We will be using the hadoopFile method of spark context to read the orc file .
Below is the method signature which will get an RDD for a Hadoop file with an arbitrary InputFormat
<K,V> RDD<scala.Tuple2<K,V>> hadoopFile(String path, Class<? extends org.apache.hadoop.mapred.InputFormat<K,V>> inputFormatClass, Class<K> keyClass, Class<V> valueClass, int minPartitions)
Below is the java code which reads a orc file and saves the same in a text file format.
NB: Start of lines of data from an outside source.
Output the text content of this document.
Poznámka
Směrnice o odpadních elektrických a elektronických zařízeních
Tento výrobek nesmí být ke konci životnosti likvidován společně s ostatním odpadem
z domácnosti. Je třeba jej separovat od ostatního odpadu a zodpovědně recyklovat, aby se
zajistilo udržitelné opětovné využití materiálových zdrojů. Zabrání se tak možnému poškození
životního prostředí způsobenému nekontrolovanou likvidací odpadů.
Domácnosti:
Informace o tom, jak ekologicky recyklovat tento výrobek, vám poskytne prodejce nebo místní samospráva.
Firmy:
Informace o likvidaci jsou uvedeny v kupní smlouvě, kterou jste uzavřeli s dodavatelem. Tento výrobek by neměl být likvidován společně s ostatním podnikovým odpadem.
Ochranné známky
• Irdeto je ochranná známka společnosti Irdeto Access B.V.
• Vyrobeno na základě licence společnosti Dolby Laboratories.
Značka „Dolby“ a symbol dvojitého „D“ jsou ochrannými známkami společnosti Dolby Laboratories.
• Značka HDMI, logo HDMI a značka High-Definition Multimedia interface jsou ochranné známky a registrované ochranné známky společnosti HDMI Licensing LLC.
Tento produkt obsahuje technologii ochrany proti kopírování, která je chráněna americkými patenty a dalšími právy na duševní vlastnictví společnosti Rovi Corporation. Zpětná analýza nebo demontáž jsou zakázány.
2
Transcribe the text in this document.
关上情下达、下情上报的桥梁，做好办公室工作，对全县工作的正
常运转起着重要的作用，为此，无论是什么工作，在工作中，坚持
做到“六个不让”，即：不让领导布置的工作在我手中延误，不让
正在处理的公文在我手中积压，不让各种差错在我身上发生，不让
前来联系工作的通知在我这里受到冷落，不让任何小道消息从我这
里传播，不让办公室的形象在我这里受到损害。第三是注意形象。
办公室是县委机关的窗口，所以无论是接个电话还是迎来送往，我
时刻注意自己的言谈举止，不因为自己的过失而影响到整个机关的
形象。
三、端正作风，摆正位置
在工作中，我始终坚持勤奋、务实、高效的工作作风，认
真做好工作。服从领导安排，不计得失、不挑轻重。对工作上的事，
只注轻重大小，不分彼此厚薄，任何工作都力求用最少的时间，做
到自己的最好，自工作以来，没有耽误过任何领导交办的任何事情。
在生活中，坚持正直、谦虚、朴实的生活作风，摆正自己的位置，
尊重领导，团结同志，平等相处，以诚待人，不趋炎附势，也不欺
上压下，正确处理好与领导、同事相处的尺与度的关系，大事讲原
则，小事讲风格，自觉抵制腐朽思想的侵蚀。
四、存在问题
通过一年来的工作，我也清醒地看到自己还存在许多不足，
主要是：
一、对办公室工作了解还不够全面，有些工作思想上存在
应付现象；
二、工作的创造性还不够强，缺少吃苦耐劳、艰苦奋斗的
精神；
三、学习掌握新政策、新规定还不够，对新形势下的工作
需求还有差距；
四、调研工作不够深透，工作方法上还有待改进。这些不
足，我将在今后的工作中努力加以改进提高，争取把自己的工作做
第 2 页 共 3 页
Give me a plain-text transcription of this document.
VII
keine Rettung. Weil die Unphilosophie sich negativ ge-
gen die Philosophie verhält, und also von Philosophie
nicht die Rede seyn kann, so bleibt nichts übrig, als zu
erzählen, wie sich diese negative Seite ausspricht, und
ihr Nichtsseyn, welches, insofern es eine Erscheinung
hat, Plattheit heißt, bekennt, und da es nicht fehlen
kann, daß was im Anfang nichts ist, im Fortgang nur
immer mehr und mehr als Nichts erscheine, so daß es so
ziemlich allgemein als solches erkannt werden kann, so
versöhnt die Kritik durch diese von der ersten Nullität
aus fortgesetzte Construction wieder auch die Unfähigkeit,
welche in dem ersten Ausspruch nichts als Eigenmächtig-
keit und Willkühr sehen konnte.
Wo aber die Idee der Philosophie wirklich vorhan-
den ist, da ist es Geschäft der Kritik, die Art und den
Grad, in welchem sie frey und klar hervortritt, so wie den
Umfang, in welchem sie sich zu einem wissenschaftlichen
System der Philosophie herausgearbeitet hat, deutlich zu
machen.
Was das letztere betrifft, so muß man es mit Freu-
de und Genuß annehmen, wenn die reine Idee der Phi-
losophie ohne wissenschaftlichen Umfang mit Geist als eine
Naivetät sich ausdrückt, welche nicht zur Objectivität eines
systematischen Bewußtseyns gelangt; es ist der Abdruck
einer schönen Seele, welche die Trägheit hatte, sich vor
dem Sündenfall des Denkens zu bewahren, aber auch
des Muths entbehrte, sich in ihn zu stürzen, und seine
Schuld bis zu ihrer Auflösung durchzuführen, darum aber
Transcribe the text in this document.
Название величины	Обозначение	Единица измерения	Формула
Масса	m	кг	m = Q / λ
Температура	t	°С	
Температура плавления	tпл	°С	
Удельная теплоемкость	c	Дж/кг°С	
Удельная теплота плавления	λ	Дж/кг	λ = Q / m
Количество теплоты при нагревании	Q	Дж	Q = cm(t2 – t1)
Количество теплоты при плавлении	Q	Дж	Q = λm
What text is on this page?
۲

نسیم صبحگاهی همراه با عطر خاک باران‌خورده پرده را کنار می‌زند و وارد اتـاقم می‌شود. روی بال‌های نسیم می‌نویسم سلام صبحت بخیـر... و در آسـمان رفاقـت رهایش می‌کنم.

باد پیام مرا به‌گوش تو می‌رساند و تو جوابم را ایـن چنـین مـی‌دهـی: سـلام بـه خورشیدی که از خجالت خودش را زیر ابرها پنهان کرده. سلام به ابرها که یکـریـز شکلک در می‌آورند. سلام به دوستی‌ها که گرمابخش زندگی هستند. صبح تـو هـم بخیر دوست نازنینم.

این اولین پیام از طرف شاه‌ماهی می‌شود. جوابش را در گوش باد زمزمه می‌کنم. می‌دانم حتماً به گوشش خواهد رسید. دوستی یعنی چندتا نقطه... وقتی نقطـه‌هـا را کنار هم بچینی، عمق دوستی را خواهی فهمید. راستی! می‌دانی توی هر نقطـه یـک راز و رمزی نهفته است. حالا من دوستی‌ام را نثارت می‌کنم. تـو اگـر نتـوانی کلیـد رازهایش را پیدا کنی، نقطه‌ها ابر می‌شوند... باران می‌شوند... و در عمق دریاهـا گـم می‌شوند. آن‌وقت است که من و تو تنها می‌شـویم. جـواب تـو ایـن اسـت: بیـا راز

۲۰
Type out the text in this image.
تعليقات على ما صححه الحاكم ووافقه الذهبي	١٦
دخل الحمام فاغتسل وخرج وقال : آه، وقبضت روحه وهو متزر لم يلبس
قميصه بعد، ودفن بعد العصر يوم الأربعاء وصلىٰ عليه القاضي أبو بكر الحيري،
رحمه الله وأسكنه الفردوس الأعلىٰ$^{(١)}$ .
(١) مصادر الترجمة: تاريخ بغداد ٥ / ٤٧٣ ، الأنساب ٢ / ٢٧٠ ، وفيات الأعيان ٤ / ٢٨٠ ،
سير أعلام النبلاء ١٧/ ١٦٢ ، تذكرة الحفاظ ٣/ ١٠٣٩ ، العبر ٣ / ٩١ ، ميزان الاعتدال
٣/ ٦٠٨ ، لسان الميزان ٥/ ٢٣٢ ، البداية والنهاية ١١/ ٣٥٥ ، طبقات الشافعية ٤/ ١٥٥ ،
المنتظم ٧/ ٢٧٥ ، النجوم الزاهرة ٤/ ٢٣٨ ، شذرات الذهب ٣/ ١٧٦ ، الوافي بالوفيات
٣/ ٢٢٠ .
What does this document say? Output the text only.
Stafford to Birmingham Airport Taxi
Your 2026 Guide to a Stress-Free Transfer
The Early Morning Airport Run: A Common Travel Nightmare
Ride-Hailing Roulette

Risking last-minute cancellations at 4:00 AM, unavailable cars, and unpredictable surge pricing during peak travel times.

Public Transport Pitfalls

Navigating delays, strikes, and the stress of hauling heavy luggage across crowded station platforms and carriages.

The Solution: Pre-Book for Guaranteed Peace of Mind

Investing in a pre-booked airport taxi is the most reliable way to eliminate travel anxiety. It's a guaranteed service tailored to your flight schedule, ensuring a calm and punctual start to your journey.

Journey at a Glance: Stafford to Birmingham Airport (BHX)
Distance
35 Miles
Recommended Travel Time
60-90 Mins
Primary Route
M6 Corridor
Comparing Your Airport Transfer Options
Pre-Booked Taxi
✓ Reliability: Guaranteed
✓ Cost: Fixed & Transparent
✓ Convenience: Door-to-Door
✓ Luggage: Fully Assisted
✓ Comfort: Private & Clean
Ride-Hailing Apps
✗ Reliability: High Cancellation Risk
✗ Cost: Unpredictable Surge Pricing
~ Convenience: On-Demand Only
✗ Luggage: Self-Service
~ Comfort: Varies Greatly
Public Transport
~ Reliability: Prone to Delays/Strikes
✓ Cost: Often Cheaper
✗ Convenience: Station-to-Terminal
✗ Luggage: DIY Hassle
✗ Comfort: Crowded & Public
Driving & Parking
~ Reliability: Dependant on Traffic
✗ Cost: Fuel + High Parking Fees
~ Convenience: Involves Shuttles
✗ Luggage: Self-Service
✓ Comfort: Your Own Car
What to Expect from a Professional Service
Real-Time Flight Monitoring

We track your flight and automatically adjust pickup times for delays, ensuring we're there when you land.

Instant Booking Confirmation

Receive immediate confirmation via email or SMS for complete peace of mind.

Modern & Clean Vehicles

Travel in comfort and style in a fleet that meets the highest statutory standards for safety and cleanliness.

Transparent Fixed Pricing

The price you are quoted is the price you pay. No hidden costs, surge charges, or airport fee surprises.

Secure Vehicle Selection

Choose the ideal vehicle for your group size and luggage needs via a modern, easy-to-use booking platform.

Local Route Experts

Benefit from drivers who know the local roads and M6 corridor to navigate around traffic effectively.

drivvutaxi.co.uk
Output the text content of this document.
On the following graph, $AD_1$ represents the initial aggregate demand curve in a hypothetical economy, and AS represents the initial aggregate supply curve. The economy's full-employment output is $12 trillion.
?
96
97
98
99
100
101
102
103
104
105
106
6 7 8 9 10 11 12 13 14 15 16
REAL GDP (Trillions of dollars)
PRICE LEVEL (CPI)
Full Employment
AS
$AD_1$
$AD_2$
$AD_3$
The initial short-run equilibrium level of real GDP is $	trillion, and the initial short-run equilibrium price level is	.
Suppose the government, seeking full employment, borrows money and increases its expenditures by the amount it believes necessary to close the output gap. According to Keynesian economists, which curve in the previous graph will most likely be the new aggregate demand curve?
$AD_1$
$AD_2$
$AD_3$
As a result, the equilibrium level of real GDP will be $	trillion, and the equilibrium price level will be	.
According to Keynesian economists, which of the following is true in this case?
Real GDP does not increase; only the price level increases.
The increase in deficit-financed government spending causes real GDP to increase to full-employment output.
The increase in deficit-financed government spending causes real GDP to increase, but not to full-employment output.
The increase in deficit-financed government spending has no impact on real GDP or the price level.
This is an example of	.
import org.apache.hadoop.hive.ql.io.orc.OrcStruct;
import org.apache.hadoop.io.NullWritable;
import org.apache.spark.SparkConf;
import org.apache.spark.api.java.JavaPairRDD;
import org.apache.spark.api.java.JavaSparkContext;
import org.apache.spark.api.java.function.Function;
import scala.Tuple2;
public class ORCReaderDriver {
@SuppressWarnings("resource")
public static void main(String[] args) {
SparkConf sparkConf = new SparkConf().setAppName("test").setMaster("local");
args = new String[] { "ORC FILE INPUT PATH", "OUTPUT_PATH" };
JavaSparkContext jsc = new JavaSparkContext(sparkConf);
JavaPairRDD<NullWritable, OrcStruct> orcSourceRdd = jsc.hadoopFile(args[0],
org.apache.hadoop.hive.ql.io.orc.OrcInputFormat.class, NullWritable.class,
org.apache.hadoop.hive.ql.io.orc.OrcStruct.class, 1);
orcSourceRdd.map(new Function<Tuple2<NullWritable, OrcStruct>, String>() {
private static final long serialVersionUID = 5454545;
public String call(Tuple2<NullWritable, OrcStruct> orcStruct) throws Exception {
OrcStruct struct = orcStruct._2();
return struct.toString();
}
}).saveAsTextFile(args[1]);
}
}